Doux euphémisme pour qualifier un festin sanglant. — Le problème vient des vivres. Nous avons trouvé des sources d’eau potable, mais la nourriture risque de manquer. Colonel, avez-vous apporté des provisions avec vous ?
— Je ne pense pas, répondit Jagen en se tournant vers Vanya.
— Nous n’avons pas grand-chose, confirma la jeune femme. Quelques barres de rations lyophilisées des capsules, des boissons concentrées… Nous avons quelques kits de soins, également, y compris des sprays au bacta.
— C’est déjà ça. Nous en manquons cruellement.
— Formidable, railla Tarkin. Non seulement nous mourrons de faim, mais nous mourrons plus vite parce que nous pouvons soigner les blessés. Et vous voulez des félicitations pour ça ?
— Pas de la part de celui qui a jeté le tiers de ses hommes dans un trou noir, répliqua le colonel.
— Et à cause de qui ? Votre cher amiral !
— Lequel de nous deux a été assez stupide pour se croire capable de mettre un terme à la guerre tout seul ?
— Sans cette trahison, c’est ce que j’aurais fait !
— Messieurs ! gronda Plo Koon. Ce n’est pas le moment de nous déchirer. Si nous parvenons à rester unis, nous sortirons de ce piège.
— Impossible ! s’emporta Tarkin. Nous sommes coincés sur ce caillou, encerclés par des troupes bien supérieures en nombre et sans ravitaillement ! Nous n’avons aucun moyen de faire parvenir des renforts ! Stark a gagné, c’est tout ! Il le sait déjà et il préfère nous laisser goûter au désespoir avant de nous asséner le coup de grâce !
— Vous vous trompez, Sénateur, répondit paisiblement le Kel Dor.
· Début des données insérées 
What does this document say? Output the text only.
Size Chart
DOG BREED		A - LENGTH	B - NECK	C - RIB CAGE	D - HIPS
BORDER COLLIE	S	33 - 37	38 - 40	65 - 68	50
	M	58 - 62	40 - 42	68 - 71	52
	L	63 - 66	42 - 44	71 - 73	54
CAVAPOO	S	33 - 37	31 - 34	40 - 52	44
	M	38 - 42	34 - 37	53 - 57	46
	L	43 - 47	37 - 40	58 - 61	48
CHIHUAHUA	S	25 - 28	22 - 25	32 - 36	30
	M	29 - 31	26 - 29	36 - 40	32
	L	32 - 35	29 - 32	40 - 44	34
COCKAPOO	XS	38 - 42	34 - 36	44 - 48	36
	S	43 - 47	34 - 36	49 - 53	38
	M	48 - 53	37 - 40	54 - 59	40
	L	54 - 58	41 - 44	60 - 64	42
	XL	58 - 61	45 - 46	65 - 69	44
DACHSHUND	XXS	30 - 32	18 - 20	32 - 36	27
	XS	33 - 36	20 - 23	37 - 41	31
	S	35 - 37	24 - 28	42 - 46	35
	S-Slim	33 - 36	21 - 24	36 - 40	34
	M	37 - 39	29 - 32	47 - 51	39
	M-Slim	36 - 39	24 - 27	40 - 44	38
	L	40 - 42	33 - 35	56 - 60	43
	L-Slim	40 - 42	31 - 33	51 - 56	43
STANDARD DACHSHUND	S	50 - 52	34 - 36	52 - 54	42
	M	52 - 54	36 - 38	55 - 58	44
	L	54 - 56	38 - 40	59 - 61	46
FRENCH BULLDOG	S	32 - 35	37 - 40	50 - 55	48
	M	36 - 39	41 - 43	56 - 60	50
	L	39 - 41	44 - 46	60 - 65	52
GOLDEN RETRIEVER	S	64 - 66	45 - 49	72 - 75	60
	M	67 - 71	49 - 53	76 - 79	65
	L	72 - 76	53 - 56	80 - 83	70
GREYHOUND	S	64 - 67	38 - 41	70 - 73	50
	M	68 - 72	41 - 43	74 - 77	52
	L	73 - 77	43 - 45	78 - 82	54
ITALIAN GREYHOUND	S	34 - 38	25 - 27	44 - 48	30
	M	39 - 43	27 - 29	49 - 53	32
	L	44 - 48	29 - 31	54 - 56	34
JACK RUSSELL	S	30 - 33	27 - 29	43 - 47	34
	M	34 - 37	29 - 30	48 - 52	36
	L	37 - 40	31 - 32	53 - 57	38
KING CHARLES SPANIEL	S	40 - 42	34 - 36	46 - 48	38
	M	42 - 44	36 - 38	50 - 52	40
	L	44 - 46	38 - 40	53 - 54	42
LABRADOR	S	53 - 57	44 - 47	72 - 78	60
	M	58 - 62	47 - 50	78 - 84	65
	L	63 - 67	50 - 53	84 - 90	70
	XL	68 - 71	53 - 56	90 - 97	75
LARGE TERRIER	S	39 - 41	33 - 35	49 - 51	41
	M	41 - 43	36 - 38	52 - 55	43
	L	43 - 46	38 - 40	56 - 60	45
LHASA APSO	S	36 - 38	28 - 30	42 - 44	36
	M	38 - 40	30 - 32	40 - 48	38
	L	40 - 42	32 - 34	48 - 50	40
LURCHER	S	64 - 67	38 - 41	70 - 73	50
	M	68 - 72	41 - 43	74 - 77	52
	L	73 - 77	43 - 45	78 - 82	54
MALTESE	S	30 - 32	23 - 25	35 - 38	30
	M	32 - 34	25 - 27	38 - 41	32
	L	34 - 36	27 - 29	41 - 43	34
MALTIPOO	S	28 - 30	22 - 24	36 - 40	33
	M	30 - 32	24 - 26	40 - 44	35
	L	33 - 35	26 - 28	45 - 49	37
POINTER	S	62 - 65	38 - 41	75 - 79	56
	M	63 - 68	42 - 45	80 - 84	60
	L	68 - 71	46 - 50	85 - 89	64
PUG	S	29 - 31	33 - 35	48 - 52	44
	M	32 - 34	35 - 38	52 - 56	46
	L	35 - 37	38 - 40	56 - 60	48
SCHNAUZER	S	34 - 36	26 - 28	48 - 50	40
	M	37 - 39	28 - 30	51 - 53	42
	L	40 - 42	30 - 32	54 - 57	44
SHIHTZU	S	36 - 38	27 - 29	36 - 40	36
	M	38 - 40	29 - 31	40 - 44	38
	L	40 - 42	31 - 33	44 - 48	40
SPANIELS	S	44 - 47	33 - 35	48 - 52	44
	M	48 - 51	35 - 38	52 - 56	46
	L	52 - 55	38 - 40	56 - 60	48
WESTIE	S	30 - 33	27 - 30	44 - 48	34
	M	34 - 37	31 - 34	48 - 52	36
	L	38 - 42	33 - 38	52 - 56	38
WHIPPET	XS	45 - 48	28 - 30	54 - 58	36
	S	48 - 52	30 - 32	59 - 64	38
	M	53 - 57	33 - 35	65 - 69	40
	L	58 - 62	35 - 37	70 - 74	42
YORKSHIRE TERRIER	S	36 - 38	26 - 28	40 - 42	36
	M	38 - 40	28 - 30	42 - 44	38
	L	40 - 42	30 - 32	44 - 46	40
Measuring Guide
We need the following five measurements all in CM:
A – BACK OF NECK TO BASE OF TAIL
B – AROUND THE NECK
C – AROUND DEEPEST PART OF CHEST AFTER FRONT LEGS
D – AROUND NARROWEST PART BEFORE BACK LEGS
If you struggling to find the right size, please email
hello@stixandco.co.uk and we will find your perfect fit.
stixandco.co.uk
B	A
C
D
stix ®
Il hésite bien plus que vous ne le croyez.
— Vraiment ? Comment pouvez-vous l’affirmer ?
— Parce que je le lis dans son esprit à cet instant.
— Vous savez ce qu’il pense ? insista Jagen.
— Oui. Il doute… Il doute parce qu’il ignore ce qui s’est passé, sur l’
Opportuniste. C’est pour cette raison qu’il a donné l’ordre d’épargner les vaisseaux de sauvetage qui s’en sont échappés… Il garde l’espoir que Willspawn ait survécu.
— Alors c’est fichu. Il est mort… Et Stark ne tardera pas à le savoir. S’il a des espions sur Coruscant, il apprendra la nouvelle dès que le
Knight’s Blade arrivera.
— Il doute aussi parce que sans l’amiral, assurer l’unité de son cartel hétéroclite va devenir de plus en plus difficile. Ses alliés pensaient avoir de nombreux otages, et surtout contrôler les informations sortant de Troiken… Or ils n’ont aucun prisonnier et nous sommes parvenus à envoyer plusieurs vaisseaux vers Coruscant. La situation est plus compliquée qu’il l’espérait.
— Que faisons-nous, alors, maître Koon ? demanda Dallin.
— Nous allons attendre. Le meilleur espoir que nous ayons, c’est une contre-attaque républicaine. La patience est notre meilleure arme, à présent. Reposez-vous... Jusqu’au prochain combat.